Phyllo is a wonderful creation of flattened, paper thin dough, that is very versatile in the culinary world. It can be filled with just about anything from savoury to sweet ingredients and when baked, it transforms into crispy, flaky goodness! Grocery stores carry pre-made and frozen phyllo, but making it from scratch is a fun and rewarding experience and I urge you to try it at least once.
As a child I remember the feeling of fascination as I watched my grandmother, Yiayia Evangelia make the most incredible tissue paper thin phyllo from scratch, using a broom stick! She would use the phyllo to make delicious cheese and spinach pies ‘pee-tes’. Through research on various styles and techniques of making phyllo, I have found a way that I enjoy, because its much quicker than the traditional Greek style of rolling out phyllo with a long wooded stick/rolling pin. As a busy mother of two, quicker is often better me for! It requires generously oiled dough flats to sit for an hour and then stretched instantly into tissue paper thin sheets. Its quite fascinating! This technique is often used in Northern Greece and in the Balkan region.
Makes 8 sheets of phyllo
- 4 cups all-purpose flour
- 2 teaspoons salt
- 4 tablespoons oil
- 2 cups water (room temperature)
- approx. 1 cup oil, for brushing
In a large bowl incorporate the flour and salt. Create a well in the centre of the flour and add the oil and water. Using a wooden spoon mix the wet and dry ingredients until dough is formed (you can use a mixer for this process). Place your dough onto a floured surface and knead until smooth. If sticky, sprinkle with flour. Roll dough into the shape of a log and cut it into 8 equal pieces. Roll each piece into a ball and flatten them down to make what looks like thick pancakes. Brush the inner bottom of the same bowl previously used with oil and stack each individually and generously oiled flat of dough in it. Cover bowl with plastic wrap and allow to rest for 1 hour.
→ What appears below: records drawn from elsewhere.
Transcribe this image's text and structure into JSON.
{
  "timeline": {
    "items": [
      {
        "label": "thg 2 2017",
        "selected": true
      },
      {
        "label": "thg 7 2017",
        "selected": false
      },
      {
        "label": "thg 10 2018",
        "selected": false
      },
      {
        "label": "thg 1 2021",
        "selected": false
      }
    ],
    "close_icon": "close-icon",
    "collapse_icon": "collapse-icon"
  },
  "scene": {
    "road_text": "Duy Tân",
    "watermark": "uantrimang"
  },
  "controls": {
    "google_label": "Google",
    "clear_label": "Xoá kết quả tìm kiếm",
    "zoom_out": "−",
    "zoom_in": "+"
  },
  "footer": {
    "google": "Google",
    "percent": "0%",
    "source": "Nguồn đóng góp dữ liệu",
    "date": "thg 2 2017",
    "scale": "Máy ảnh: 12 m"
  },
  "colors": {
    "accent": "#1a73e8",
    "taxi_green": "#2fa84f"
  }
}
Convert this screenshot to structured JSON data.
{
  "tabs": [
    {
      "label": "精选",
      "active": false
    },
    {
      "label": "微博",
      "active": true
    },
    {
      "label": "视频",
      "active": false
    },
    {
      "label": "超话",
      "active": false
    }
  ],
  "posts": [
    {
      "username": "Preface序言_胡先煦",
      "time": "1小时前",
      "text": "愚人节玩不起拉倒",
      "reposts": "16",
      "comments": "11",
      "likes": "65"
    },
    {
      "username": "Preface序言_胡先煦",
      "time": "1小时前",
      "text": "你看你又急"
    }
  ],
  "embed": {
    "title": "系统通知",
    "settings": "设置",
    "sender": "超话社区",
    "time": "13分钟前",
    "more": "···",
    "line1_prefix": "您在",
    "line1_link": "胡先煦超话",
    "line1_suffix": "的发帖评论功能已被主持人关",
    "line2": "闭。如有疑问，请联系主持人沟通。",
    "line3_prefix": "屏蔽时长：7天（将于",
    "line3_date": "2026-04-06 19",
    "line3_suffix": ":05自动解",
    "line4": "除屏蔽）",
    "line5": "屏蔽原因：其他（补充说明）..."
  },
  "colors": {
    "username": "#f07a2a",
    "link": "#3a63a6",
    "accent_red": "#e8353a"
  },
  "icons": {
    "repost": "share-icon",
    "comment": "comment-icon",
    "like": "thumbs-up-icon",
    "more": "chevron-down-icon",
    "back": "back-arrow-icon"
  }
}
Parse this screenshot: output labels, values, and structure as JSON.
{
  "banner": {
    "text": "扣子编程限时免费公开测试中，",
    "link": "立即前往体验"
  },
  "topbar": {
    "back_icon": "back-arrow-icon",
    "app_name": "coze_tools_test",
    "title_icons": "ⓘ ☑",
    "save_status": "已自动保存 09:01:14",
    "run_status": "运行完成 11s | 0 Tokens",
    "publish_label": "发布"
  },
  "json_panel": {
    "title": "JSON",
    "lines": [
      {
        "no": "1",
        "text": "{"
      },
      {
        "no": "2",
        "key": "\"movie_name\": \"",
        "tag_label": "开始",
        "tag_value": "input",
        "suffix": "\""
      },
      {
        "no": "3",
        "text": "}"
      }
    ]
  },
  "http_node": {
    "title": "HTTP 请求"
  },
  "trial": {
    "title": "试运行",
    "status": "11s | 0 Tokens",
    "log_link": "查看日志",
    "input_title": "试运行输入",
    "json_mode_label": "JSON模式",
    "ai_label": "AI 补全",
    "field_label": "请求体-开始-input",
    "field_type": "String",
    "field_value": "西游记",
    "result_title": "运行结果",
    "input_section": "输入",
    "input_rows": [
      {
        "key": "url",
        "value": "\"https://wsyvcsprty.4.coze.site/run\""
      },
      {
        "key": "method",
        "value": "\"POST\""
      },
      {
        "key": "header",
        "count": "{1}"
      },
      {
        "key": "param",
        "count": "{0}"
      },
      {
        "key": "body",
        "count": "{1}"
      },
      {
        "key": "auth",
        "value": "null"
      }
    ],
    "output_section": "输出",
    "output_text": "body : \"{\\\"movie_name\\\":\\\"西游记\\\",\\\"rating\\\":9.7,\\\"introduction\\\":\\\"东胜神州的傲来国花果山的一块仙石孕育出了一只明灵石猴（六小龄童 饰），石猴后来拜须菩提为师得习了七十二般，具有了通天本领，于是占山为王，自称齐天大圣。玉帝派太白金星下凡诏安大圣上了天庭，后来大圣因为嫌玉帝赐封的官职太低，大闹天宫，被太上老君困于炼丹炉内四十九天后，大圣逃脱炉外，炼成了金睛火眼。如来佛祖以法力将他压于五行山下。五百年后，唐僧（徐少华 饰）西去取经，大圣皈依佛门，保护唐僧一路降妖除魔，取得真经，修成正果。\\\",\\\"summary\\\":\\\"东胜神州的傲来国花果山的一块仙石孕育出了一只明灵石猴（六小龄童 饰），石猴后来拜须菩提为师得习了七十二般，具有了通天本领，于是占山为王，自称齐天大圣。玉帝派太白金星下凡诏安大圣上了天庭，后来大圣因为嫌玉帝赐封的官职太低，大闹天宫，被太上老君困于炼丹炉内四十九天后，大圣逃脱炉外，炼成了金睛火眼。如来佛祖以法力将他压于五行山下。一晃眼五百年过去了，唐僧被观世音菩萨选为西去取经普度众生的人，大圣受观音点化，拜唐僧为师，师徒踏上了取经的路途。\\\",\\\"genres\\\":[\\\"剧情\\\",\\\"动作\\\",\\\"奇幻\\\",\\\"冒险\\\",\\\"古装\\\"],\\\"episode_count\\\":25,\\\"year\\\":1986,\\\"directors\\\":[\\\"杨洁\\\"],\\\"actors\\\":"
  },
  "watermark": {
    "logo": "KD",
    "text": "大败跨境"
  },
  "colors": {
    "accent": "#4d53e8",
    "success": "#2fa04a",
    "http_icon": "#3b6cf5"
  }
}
You will need a clean, oiled surface to stretch the phyllo. Remove the first dough flat from the bowl and place on surface. Using a rolling pin begin to create your desired shape, circular or rectangular and then using your hands gently pull and stretch the dough outward. Once fully stretched, you can also achieve the shape you want by cutting the phyllo with a knife and discarding the edges especially if the edges are thick. Place each sheet aside and continue this process until all dough flats have been created into sheets of phyllo.